Cukup lama juga ita terjebak dalam kegelisahannya, hingga akhirnya selepas ita yang mulai tertidur, aku memutuskan untuk menggelar tikar di lantai, lalu merebahkan tubuh ini diantara kekalutan pikiranku akibat berbagai macam kejadian janggal yang telah aku alami hari ini

“ ya tuhan…apa sebenarnya yang telah terjadi….mengapa setelah kejadian menghilangnya ita, berbagai macam kejadian janggal mulai bermunculan di rumah ini, termasuk perubahan sikap dan tingkah laku abah malam ini…..”

Ketiadaan jawaban yang bisa menjawab semua pertanyaanku itu, sepertinya kini telah membuatku terpaku dalam lamunan, hingga akhirnya seiring dengan detik waktu yang terus berjalan, rasa mengantuk yang aku rasakan secara perlahan mulai mengantarkanku dalam buaian mimpi, namun semuanya itu hanya berlangsung sekejap, kini aku kembali terjaga begitu merasakan adanya perubahan suhu udara di dalam kamar ita

“ aneh…dinginnya ini kok enggak seperti biasanya sih…” gumamku seraya melayangkan pandangan mata ini ke arah langit langit kamar, nuansa keheningan yang tercipta diantara suhu udara di dalam ruangan kamar yang terasa begitu dingin, kini terusik oleh suara rintihan ita yang mengisyaratkan rasa ketakutannya yang mendalam, entah apa yang tengah diimpikan oleh ita saat ini, namun yang pasti, di saat posisiku kini telah berdiri tepat di sisi tempat tidur ita, keinginanku yang ingin membangunkan ita guna mengeluarkan ita dari mimpi buruknya, telah berbuah dengan rasa keterkejutanku, karena secara tiba tiba ita membuka pejaman matanya lalu menjerit layaknya seseorang yang tengah dikejutkan oleh sesuatu

“ astagfirullah ta….!”

Tanpa berani menggerakan tangan ini untuk menyentuh tubuh ita, aku memilih untuk melangkah mundur ke belakang, karena aku merasa ada sesuatu yang janggal dengan tingkah laku ita saat ini, ekpresi wajah ketakutan yang begitu tergambar jelas di wajah ita sewaktu ita tertidur tadi, kini sudah tidak terlihat lagi, yang nampak saat ini adalah ekspresi wajah ita yang penuh dengan kemarahan lengkap dengan kedua sorot matanya yang begitu tajam dalam memandangku, seakan akan tengah menebarkan ancamannya

“ …akuu hadirrr…demi jiwa jiwa yang akan aku rengguttt….”

Mendengar perkataan ita tersebut, degup jantungku seperti berpacu dengan rasa ketakutanku yang kini seperti mematikan aliran darahku, bagaimana mungkin ita yang sebelumnya tengah berada dalam kondisi yang belum stabil, kini berceloteh layaknya seorang perempuan tua dengan suaranya yang berat dan parau, hingga akhirnya selang beberapa saat setelah perkataannya itu, ita kembali memejamkan matanya, dan di saat itulah aku seperti mendengar adanya suara langkah kaki yang berjalan secara perlahan dengan diiringi oleh suara ketukan kayu pada lantai rumah, dan semuanya itu terdengar dari arah luar ruangan kamar

“ sialll…ini benar benar gila…apakah mungkin seseorang yang tengah berjalan di luar sana adalah perwujudan dari sosok nperempuan tua yang tadi sempat berbicara melalui mulut ita….”

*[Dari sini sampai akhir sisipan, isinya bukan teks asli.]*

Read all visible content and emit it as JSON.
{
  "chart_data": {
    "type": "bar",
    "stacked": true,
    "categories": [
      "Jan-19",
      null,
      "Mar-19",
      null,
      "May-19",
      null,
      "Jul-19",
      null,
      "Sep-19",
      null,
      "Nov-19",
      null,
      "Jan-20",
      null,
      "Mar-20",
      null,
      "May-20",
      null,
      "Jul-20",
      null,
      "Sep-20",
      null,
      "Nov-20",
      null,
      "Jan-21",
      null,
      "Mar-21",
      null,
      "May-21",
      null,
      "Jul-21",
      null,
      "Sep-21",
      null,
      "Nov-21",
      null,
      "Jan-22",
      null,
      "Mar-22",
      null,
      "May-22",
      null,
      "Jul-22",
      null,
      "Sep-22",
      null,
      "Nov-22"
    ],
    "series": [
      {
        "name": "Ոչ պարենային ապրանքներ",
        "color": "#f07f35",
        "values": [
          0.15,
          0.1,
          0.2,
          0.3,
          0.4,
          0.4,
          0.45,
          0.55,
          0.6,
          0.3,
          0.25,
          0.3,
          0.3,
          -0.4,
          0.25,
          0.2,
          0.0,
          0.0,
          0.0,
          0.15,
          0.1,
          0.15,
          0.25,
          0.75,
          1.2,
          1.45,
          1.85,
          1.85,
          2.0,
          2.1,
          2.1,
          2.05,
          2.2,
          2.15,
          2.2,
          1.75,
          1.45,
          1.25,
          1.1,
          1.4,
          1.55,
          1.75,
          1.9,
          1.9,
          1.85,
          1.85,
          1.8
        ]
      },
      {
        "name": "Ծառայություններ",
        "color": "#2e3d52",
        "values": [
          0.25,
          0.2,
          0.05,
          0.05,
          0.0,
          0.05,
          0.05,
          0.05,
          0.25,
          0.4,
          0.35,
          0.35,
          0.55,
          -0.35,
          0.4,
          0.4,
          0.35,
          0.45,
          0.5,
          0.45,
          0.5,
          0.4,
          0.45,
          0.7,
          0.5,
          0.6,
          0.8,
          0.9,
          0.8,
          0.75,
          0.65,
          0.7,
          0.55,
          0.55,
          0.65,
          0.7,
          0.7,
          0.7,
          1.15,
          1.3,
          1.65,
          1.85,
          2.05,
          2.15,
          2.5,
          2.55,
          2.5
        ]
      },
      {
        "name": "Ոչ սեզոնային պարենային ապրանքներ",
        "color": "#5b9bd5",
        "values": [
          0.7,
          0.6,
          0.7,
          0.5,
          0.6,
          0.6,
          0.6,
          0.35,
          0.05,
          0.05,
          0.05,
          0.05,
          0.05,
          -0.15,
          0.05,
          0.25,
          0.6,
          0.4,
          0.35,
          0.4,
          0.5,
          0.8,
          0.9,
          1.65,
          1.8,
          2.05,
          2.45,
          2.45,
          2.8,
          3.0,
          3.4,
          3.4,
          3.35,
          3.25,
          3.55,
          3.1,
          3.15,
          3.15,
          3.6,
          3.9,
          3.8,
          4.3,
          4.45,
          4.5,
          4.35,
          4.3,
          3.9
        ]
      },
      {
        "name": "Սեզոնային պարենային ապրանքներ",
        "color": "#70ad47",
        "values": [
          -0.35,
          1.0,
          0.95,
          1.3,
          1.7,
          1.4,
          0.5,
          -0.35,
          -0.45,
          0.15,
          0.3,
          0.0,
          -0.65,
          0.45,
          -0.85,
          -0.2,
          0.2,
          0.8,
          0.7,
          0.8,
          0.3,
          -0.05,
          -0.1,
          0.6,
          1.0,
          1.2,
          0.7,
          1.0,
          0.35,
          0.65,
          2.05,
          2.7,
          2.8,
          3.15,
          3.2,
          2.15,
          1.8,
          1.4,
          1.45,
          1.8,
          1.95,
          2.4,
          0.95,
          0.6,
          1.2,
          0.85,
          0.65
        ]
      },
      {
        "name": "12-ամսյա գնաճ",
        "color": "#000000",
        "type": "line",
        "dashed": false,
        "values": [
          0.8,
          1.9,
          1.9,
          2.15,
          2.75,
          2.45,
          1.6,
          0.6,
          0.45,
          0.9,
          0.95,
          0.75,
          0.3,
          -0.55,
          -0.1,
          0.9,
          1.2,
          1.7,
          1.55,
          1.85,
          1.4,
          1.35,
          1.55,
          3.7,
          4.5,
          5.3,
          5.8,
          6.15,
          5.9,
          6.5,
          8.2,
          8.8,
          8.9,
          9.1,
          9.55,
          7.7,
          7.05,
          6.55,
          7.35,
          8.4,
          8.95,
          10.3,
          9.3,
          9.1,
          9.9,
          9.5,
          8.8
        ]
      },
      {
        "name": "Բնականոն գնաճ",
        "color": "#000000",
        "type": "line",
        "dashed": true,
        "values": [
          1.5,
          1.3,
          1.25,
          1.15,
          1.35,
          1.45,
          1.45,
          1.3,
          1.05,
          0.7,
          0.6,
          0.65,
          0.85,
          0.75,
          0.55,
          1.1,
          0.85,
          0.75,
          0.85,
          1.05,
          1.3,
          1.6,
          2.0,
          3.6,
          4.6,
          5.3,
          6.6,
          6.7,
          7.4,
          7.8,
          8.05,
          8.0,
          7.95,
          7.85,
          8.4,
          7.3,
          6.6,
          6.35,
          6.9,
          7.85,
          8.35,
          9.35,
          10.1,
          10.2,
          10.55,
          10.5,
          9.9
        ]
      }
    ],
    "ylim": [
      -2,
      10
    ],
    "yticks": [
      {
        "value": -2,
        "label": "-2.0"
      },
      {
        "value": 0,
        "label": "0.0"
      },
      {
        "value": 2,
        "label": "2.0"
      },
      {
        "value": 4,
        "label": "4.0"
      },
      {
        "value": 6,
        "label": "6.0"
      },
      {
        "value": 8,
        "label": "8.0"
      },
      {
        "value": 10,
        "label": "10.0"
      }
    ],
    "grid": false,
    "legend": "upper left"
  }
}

Ingin rasanya saat ini aku berteriak memanggil ambu dan juga abah guna mengeluarkan aku dari situasi yang menakutkan ini, tapi keteringatanku pada pembicaraan antara ambu dan abah yang pada akhirnya menghasilkan sebuah pertengkaran hebat, sepertinya telah membuatku berpikir ulang untuk melakukan hal itu, dan pada akhirnya kini aku mengambil keputusan untuk mengalahkan rasa takut yang tengah aku rasakan ini dengan cara memberanikan diri untuk keluar dari dalam kamar guna memastikan apakah suara langkah kaki serta suara ketukan kayu yang telah aku dengar itu memang nyata adanya

Selepas dari aku yang telah membuka pintu kamar dan berjalan keluar dari dalam kamar, untuk sesaat lamanya, aku hanya bisa berdiri terpaku diantara keheningan yang menyelimuti hampir seluruh bagian ruangan di dalam rumah, suhu udara yang terasa begitu dingin, kini seperti mematikan indera perasaanku untuk merasakan bahwa ada sesuatu yang memang telah hadir di rumah ini, dan tengah tersamar diantara ruang demi ruang yang terselimuti oleh keheningan

.…jangan tang….jangan melakukan suatu tindakan yang bodoh…lebih baik sekarang, kamu masuk kembali ke dalam kamar dan menemani ita yang tengah dalam kondisi enggak stabil…….

Bisikan demi bisikan yang terhembus dari kata hatiku yang paling dalam, kini membimbing pergerakanku untuk mengambil sebuah kursi yang berada di ruang makan lalu membawanya masuk ke dalam kamar, dan kini diantara keberadaan pintu kamar yang telah kembali aku tutup, aku menempatkan kursi tersebut di sisi tempat tidur ita lalu mendudukinya

“ ta…apa sebenarnya yang telah kamu lakukan di hutan kecil perbukitan itu…karena sangatlah enggak mungkin, semua kejadian janggal yang terjadi di rumah ini, terjadi begitu saja tanpa ada penyebabnya….” ujarku dalam hati dengan pandangan menatap ke arah wajah ita

Keesokan paginya, seiring dengan terdengarnya kumandang azan subuh, aku yang seharusnya tetap terjaga dalam menemani ita, kini mulai terbangun dari tidur lelapku begitu merasakan keberadaan tangan seseorang yang tengah menepuk nepuk bahuku

“ ambu….” tegurku begitu melihat keberadaan ambu yang tengah berdiri di sisi kursi yang tengah aku duduki

“ kamu kok tidur di kursi tang…ayo cepat bangun, sholat subuh dulu, nanti selepas sholat subuh, kamu lanjutkan lagi tidur kamu di kamar….”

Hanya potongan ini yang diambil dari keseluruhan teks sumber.